Myanmar: Law on assembly and procession inconsistent with human rights
20 Sep 2012
This content is available in: , Burmese
The Decree on the Right to Peaceful Assembly and Peaceful Procession is one of the first laws governing civil and political rights to be adopted since the election of a quasi-civilian government in November 2010. ARTICLE 19’s analysis of the law launched today finds the law to be inconsistent with the right to freedom of expression and the right to assembly.
Myanmar has neither signed nor ratified the International Covenant on Civil and Political Rights or other principal human rights treaties. Nevertheless, the guarantees to the right to freedom of expression and freedom of assembly, as provided for by Article 364 of the Constitution of Myanmar, allow a wide scope for interpretation, and international standards regarding these rights should provide guidance to such an interpretation.
In the analysis, ARTICLE 19 appreciates the Decree’s recognition of the state’s duty to protect assembly participants. However, the requirement for permission to hold an assembly, the grounds for denying permission, the lack of a court appeal and the absence of guarantees for media access to assemblies are problematic and must be urgently revised.
Summary of recommendations
ARTICLE 19 calls on the Government of Myanmar:
- To sign and ratify the International Covenant on Civil and Political Rights
- To invite the UN special rapporteur on freedom of peaceful assembly and association and the UN special rapporteur on freedom of opinion and expression to visit Myanmar
- To ensure that the right to peaceful assembly and the right to freedom of expression are safeguarded in line with international standards
- To revise the Decree on the Right to Peaceful Assembly and Peaceful Procession in accordance with international standards on freedom of expression and freedom of assembly, as recommended by ARTICLE 19
- To initiate public discussion about the current legal framework on peaceful assemblies and engage in consultation with civil society representatives on how to improve the relevant legislation.

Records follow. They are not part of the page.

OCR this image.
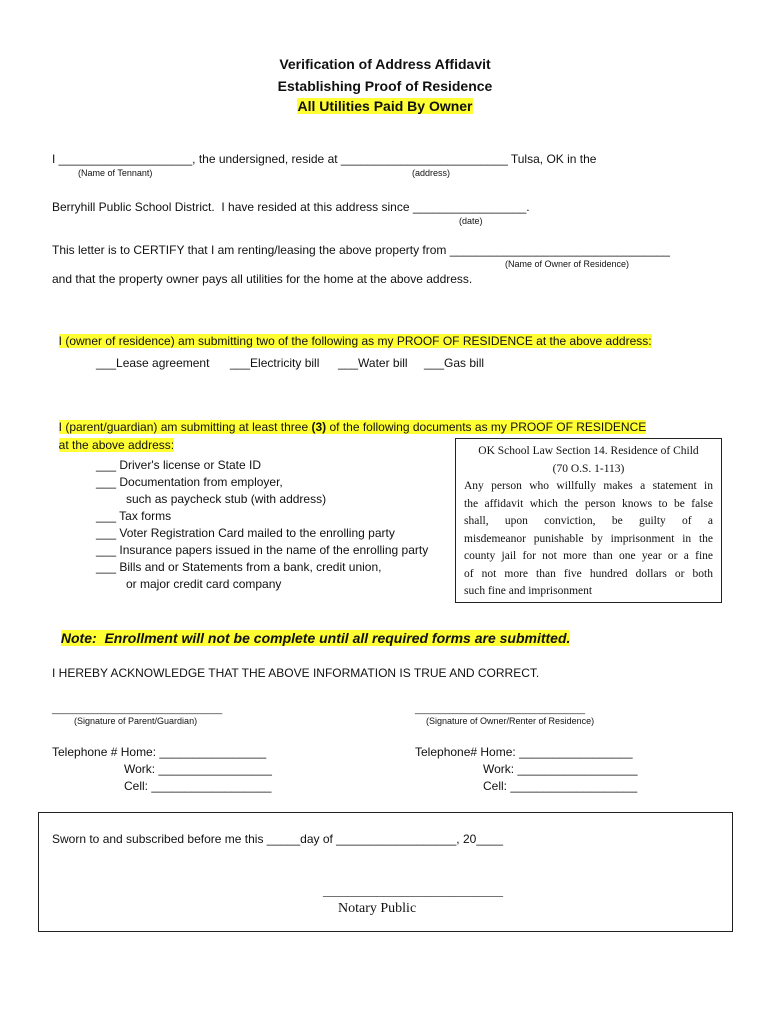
Verification of Address Affidavit
Establishing Proof of Residence
All Utilities Paid By Owner
I ____________________, the undersigned, reside at _________________________ Tulsa, OK in the
(Name of Tennant)	(address)
Berryhill Public School District.  I have resided at this address since _________________.
(date)
This letter is to CERTIFY that I am renting/leasing the above property from _________________________________
(Name of Owner of Residence)
and that the property owner pays all utilities for the home at the above address.

I (owner of residence) am submitting two of the following as my PROOF OF RESIDENCE at the above address:

___Lease agreement ___Electricity bill ___Water bill ___Gas bill

I (parent/guardian) am submitting at least three (3) of the following documents as my PROOF OF RESIDENCE

at the above address:

___ Driver's license or State ID
___ Documentation from employer,
such as paycheck stub (with address)
___ Tax forms
___ Voter Registration Card mailed to the enrolling party
___ Insurance papers issued in the name of the enrolling party
___ Bills and or Statements from a bank, credit union,
or major credit card company
OK School Law Section 14. Residence of Child
(70 O.S. 1-113)
Any person who willfully makes a statement in
the affidavit which the person knows to be false
shall, upon conviction, be guilty of a
misdemeanor punishable by imprisonment in the
county jail for not more than one year or a fine
of not more than five hundred dollars or both
such fine and imprisonment

Note:  Enrollment will not be complete until all required forms are submitted.

I HEREBY ACKNOWLEDGE THAT THE ABOVE INFORMATION IS TRUE AND CORRECT.
__________________________________
(Signature of Parent/Guardian)
__________________________________
(Signature of Owner/Renter of Residence)
Telephone # Home: ________________
Work: _________________
Cell: __________________
Telephone# Home: _________________
Work: __________________
Cell: ___________________
Sworn to and subscribed before me this _____day of __________________, 20____
______________________________
Notary Public
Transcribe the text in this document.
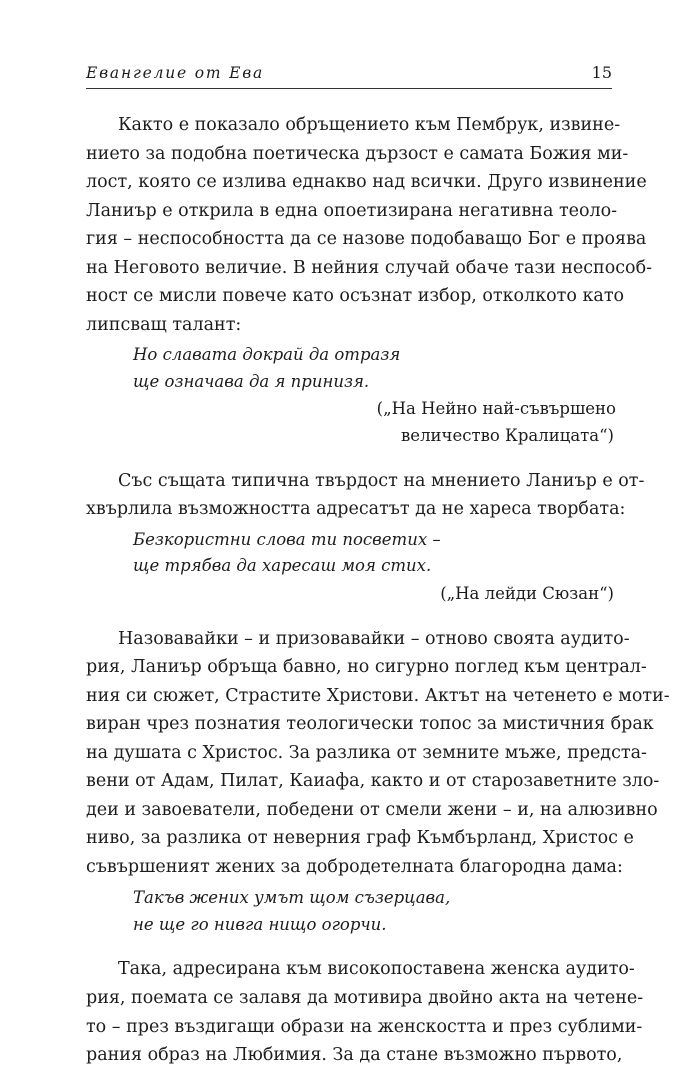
Евангелие от Ева	15
Както е показало обръщението към Пембрук, извине-
нието за подобна поетическа дързост е самата Божия ми-
лост, която се излива еднакво над всички. Друго извинение
Ланиър е открила в една опоетизирана негативна теоло-
гия – неспособността да се назове подобаващо Бог е проява
на Неговото величие. В нейния случай обаче тази неспособ-
ност се мисли повече като осъзнат избор, отколкото като
липсващ талант:
Но славата докрай да отразя
ще означава да я принизя.
(„На Нейно най-съвършено
величество Кралицата“)
Със същата типична твърдост на мнението Ланиър е от-
хвърлила възможността адресатът да не хареса творбата:
Безкористни слова ти посветих –
ще трябва да харесаш моя стих.
(„На лейди Сюзан“)
Назовавайки – и призовавайки – отново своята аудито-
рия, Ланиър обръща бавно, но сигурно поглед към централ-
ния си сюжет, Страстите Христови. Актът на четенето е моти-
виран чрез познатия теологически топос за мистичния брак
на душата с Христос. За разлика от земните мъже, предста-
вени от Адам, Пилат, Каиафа, както и от старозаветните зло-
деи и завоеватели, победени от смели жени – и, на алюзивно
ниво, за разлика от неверния граф Къмбърланд, Христос е
съвършеният жених за добродетелната благородна дама:
Такъв жених умът щом съзерцава,
не ще го нивга нищо огорчи.
Така, адресирана към високопоставена женска аудито-
рия, поемата се залавя да мотивира двойно акта на четене-
то – през въздигащи образи на женскостта и през сублими-
рания образ на Любимия. За да стане възможно първото,
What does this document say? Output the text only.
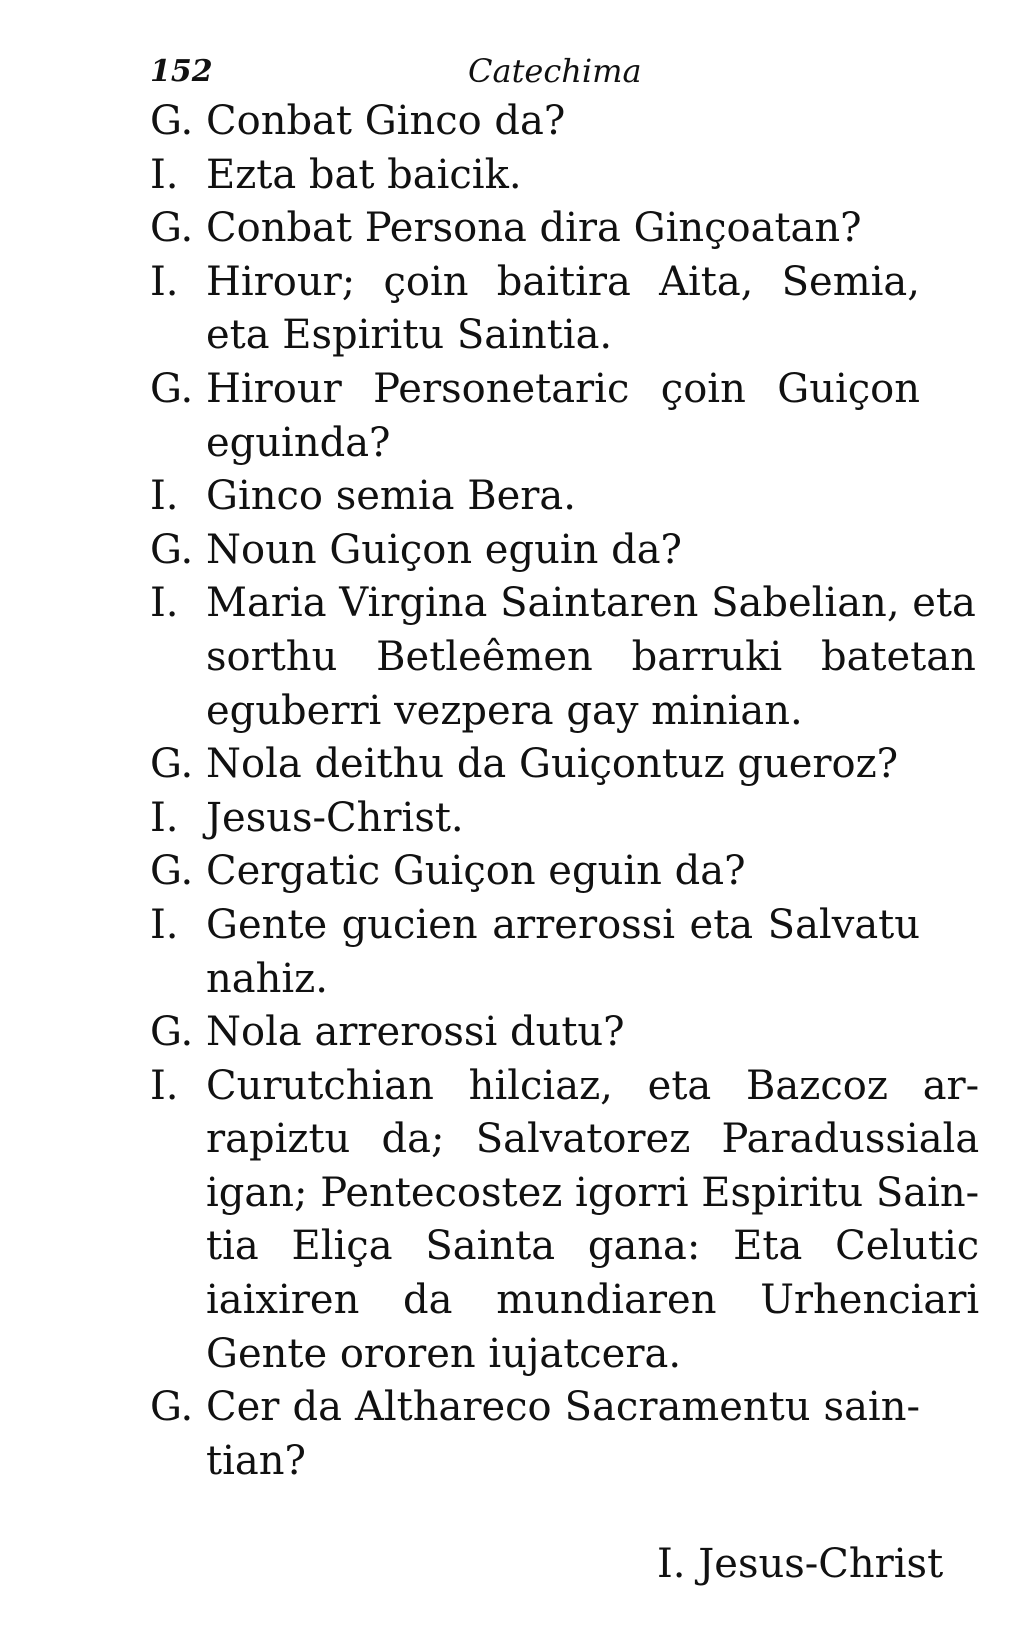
152	Catechima
G. Conbat Ginco da?
I. Ezta bat baicik.
G. Conbat Persona dira Ginçoatan?
I. Hirour; çoin baitira Aita, Semia,
eta Espiritu Saintia.
G. Hirour Personetaric çoin Guiçon
eguinda?
I. Ginco semia Bera.
G. Noun Guiçon eguin da?
I. Maria Virgina Saintaren Sabelian, eta
sorthu Betleêmen barruki batetan
eguberri vezpera gay minian.
G. Nola deithu da Guiçontuz gueroz?
I. Jesus-Christ.
G. Cergatic Guiçon eguin da?
I. Gente gucien arrerossi eta Salvatu
nahiz.
G. Nola arrerossi dutu?
I. Curutchian hilciaz, eta Bazcoz ar-
rapiztu da; Salvatorez Paradussiala
igan; Pentecostez igorri Espiritu Sain-
tia Eliça Sainta gana: Eta Celutic
iaixiren da mundiaren Urhenciari
Gente ororen iujatcera.
G. Cer da Althareco Sacramentu sain-
tian?
I. Jesus-Christ
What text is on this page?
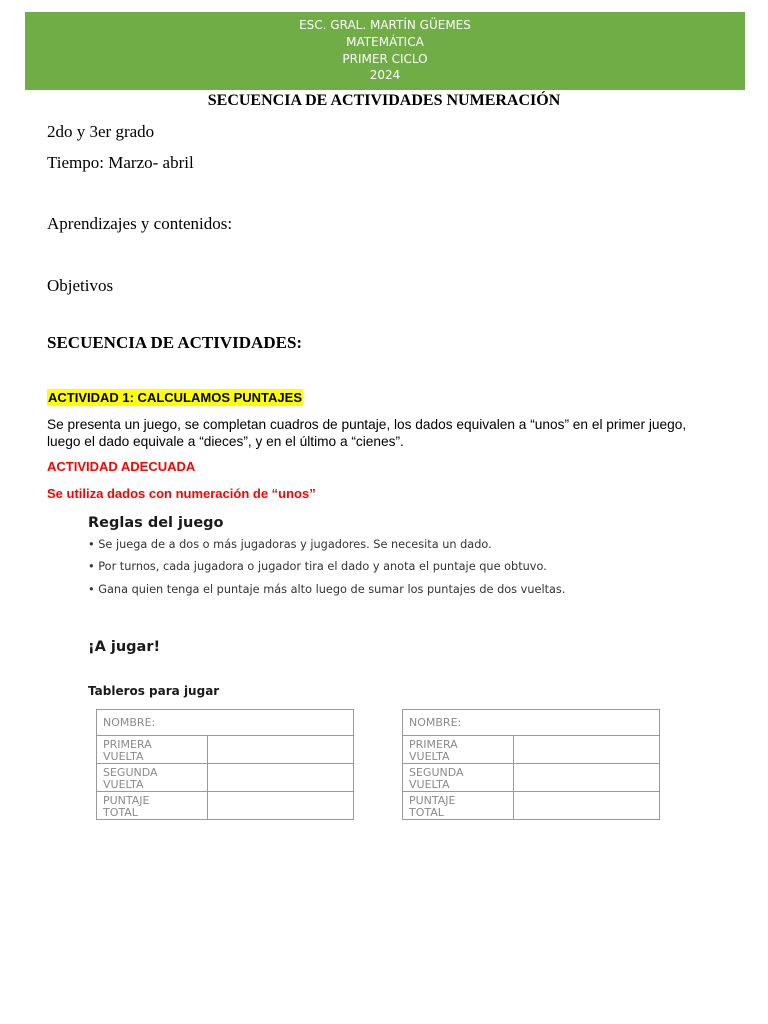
ESC. GRAL. MARTÍN GÜEMES
MATEMÁTICA
PRIMER CICLO
2024
SECUENCIA DE ACTIVIDADES NUMERACIÓN
2do y 3er grado
Tiempo: Marzo- abril
Aprendizajes y contenidos:
Objetivos
SECUENCIA DE ACTIVIDADES:
ACTIVIDAD 1: CALCULAMOS PUNTAJES
Se presenta un juego, se completan cuadros de puntaje, los dados equivalen a “unos” en el primer juego,
luego el dado equivale a “dieces”, y en el último a “cienes”.
ACTIVIDAD ADECUADA
Se utiliza dados con numeración de “unos”
Reglas del juego
• Se juega de a dos o más jugadoras y jugadores. Se necesita un dado.
• Por turnos, cada jugadora o jugador tira el dado y anota el puntaje que obtuvo.
• Gana quien tenga el puntaje más alto luego de sumar los puntajes de dos vueltas.
¡A jugar!
Tableros para jugar
NOMBRE:
PRIMERA
VUELTA
SEGUNDA
VUELTA
PUNTAJE
TOTAL
NOMBRE:
PRIMERA
VUELTA
SEGUNDA
VUELTA
PUNTAJE
TOTAL
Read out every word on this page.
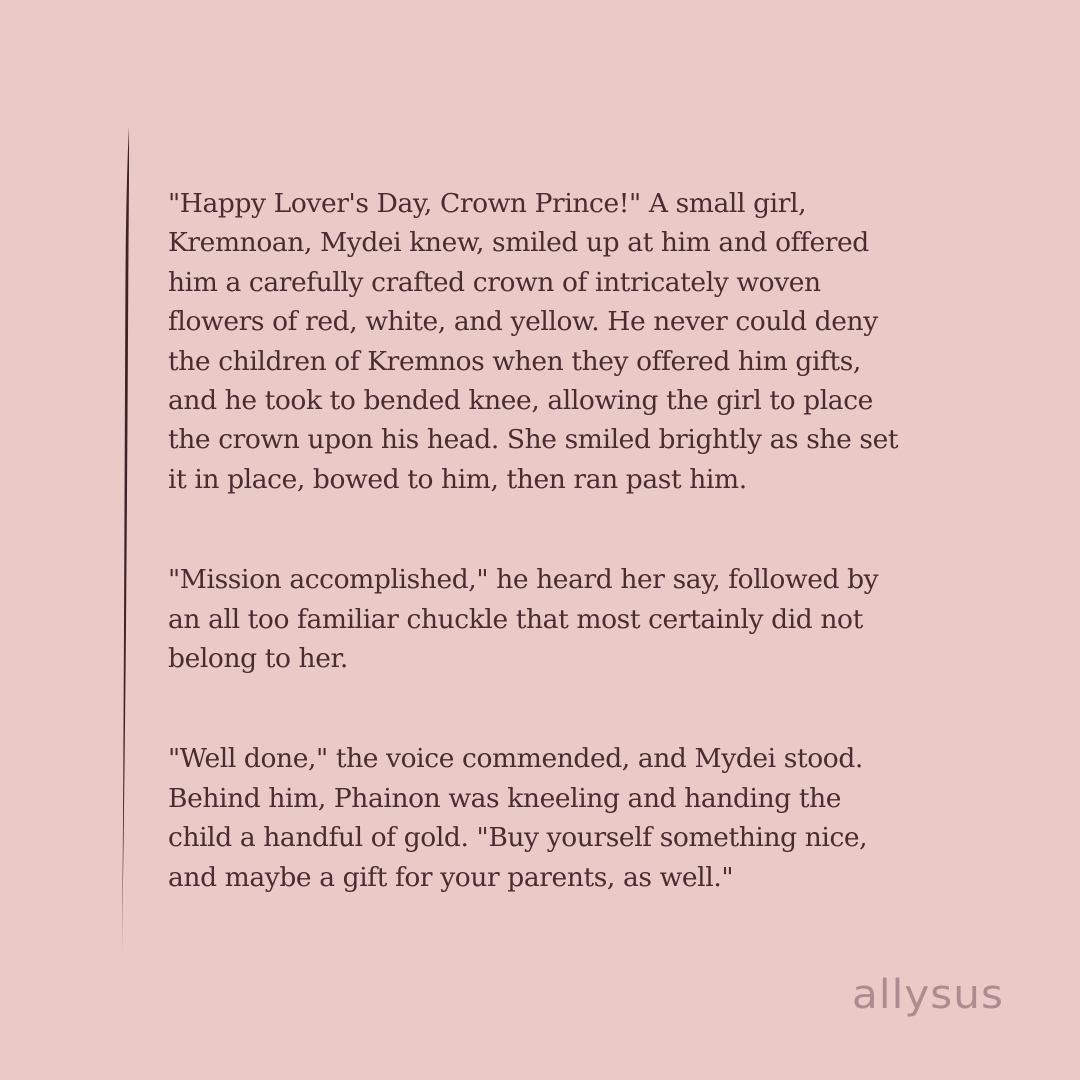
"Happy Lover's Day, Crown Prince!" A small girl,
Kremnoan, Mydei knew, smiled up at him and offered
him a carefully crafted crown of intricately woven
flowers of red, white, and yellow. He never could deny
the children of Kremnos when they offered him gifts,
and he took to bended knee, allowing the girl to place
the crown upon his head. She smiled brightly as she set
it in place, bowed to him, then ran past him.

"Mission accomplished," he heard her say, followed by
an all too familiar chuckle that most certainly did not
belong to her.

"Well done," the voice commended, and Mydei stood.
Behind him, Phainon was kneeling and handing the
child a handful of gold. "Buy yourself something nice,
and maybe a gift for your parents, as well."

allysus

ARTICLE 19 calls on civil society in Myanmar:
- To engage in public debates and consultation with the government on how to improve the domestic legislation on peaceful assembly
- To form coalitions between civil society organisations and launch public education campaigns on the right to peaceful assembly and the right to freedom of expression
- To draft legislative proposals and advocate for specific changes in domestic legislation aiming at the improvement of the protection of the right to peaceful assembly and the right to freedom of expression
- To seek partnerships with international organisations in a specific mandate on the right to freedom of expression and the right to peaceful assembly.